J'étais avachi sur le siège de mon tracteur et je regardais un documentaire interactif sur les labours d'Automne dans la France profonde. Ou l'inverse, je ne sais plus. Impressionnantes, ces nouvelles techniques 3D, on s'y croirait ! L'odeur du gas-oil, les vibrations du gros diésel soviétique, les flash-backs au bout de chaque raie de charrue... Putain, même les hirondelles qui profitaient du remue-ménage que je causais au biotope pour se gaver de moucherons. Tout y était, de la belle ouvrage, comme dans la vraie vie. Il ne manquait que des cubes de lard enveloppés dans des papiers-chocolat multicolores et un grand verre de lait de mâle kangourou (Pascal n'est pas là, j'emprunte son créneau sans façons) pour que mon bonheur soit complet. D'un autre côté, je ne prends jamais l'apéro tout en conduisant le tracteur.

On était peut-être vraiment dans la vraie vie, finalement ?

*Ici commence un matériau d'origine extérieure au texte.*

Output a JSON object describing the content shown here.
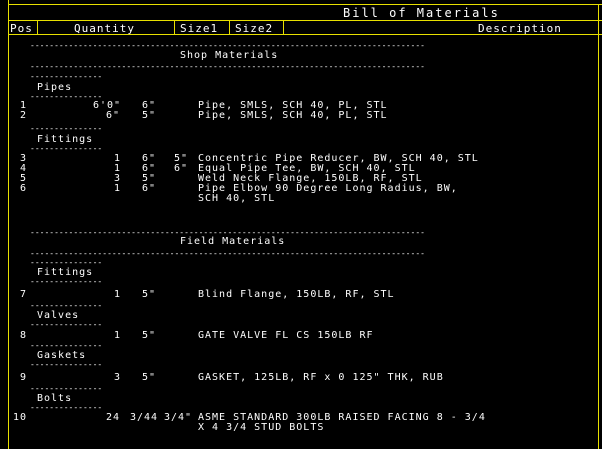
{
  "title": "Bill of Materials",
  "headers": {
    "pos": "Pos",
    "quantity": "Quantity",
    "size1": "Size1",
    "size2": "Size2",
    "description": "Description"
  },
  "sections": {
    "shop": "Shop Materials",
    "field": "Field Materials"
  },
  "categories": {
    "pipes": "Pipes",
    "fittings_shop": "Fittings",
    "fittings_field": "Fittings",
    "valves": "Valves",
    "gaskets": "Gaskets",
    "bolts": "Bolts"
  },
  "rows": [
    {
      "pos": "1",
      "qty": "6'0\"",
      "size1": "6\"",
      "size2": "",
      "desc": "Pipe, SMLS, SCH 40, PL, STL",
      "desc2": ""
    },
    {
      "pos": "2",
      "qty": "6\"",
      "size1": "5\"",
      "size2": "",
      "desc": "Pipe, SMLS, SCH 40, PL, STL",
      "desc2": ""
    },
    {
      "pos": "3",
      "qty": "1",
      "size1": "6\"",
      "size2": "5\"",
      "desc": "Concentric Pipe Reducer, BW, SCH 40, STL",
      "desc2": ""
    },
    {
      "pos": "4",
      "qty": "1",
      "size1": "6\"",
      "size2": "6\"",
      "desc": "Equal Pipe Tee, BW, SCH 40, STL",
      "desc2": ""
    },
    {
      "pos": "5",
      "qty": "3",
      "size1": "5\"",
      "size2": "",
      "desc": "Weld Neck Flange, 150LB, RF, STL",
      "desc2": ""
    },
    {
      "pos": "6",
      "qty": "1",
      "size1": "6\"",
      "size2": "",
      "desc": "Pipe Elbow 90 Degree Long Radius, BW,",
      "desc2": "SCH 40, STL"
    },
    {
      "pos": "7",
      "qty": "1",
      "size1": "5\"",
      "size2": "",
      "desc": "Blind Flange, 150LB, RF, STL",
      "desc2": ""
    },
    {
      "pos": "8",
      "qty": "1",
      "size1": "5\"",
      "size2": "",
      "desc": "GATE VALVE FL CS 150LB RF",
      "desc2": ""
    },
    {
      "pos": "9",
      "qty": "3",
      "size1": "5\"",
      "size2": "",
      "desc": "GASKET, 125LB, RF x 0 125\" THK, RUB",
      "desc2": ""
    },
    {
      "pos": "10",
      "qty": "24",
      "size1": "3/44",
      "size2": "3/4\"",
      "desc": "ASME STANDARD 300LB RAISED FACING 8 - 3/4",
      "desc2": "X 4 3/4 STUD BOLTS"
    }
  ]
}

Une famille de sangliers traversa le champ juste sous mon nez. Subjugué, je mis au point mort (pour mettre en pause la Playstation, appuyer sur "Start", je sais c'est débile, et pour éteindre votre PC, aller dans le menu "démarrer"). Ça galopait ferme, comme si leur vie en dépendait. Leur vie en dépendait : je venais de voir une voiture de chasseurs se garer un peu plus loin, peu auparavant. La mère obliqua sur la gauche, suivie de ses 7 petits, déjà bien grandelets. Ils ne portaient pas la "livrée", cette fourrure rayée que les marcassins perdent avant la fin de leur première année. De toute façon, ça ne voulait rien dire, ceux-là étaient des croisés, des hybrides, des "cochongliers" ou des "sanglochons" : une laie sanglier pure ne fait pas plus de 3 ou 4 petits. Et les marcassins croisés n'ont pas de rayures. Et ne portent pas non plus de mocassins de marque, ce qui aurait pu expliquer leur nom, mais il va nous falloir chercher l'étymologie autre part. Les 3 accompagnants bifurquèrent vers la droite, dans un petit bois, pour semer les chiens, mais le 3 ième fila encore dans une autre direction. Les accompagnants sont des adultes, mâles ou femelles, qui s'intègrent à une harde par peur de la solitude. Une sœur de la mère qui n'a pas été prise cette année, un jeune mâle de l'année dernière, le père, des fois, s'il promet d'être sage et de ne pas emmerder les femelles... La stratégie du groupe semble être de ne pas mettre tous leurs gênes dans le même piège. Chacun pour soi, et les survivants se retrouvent où vous savez.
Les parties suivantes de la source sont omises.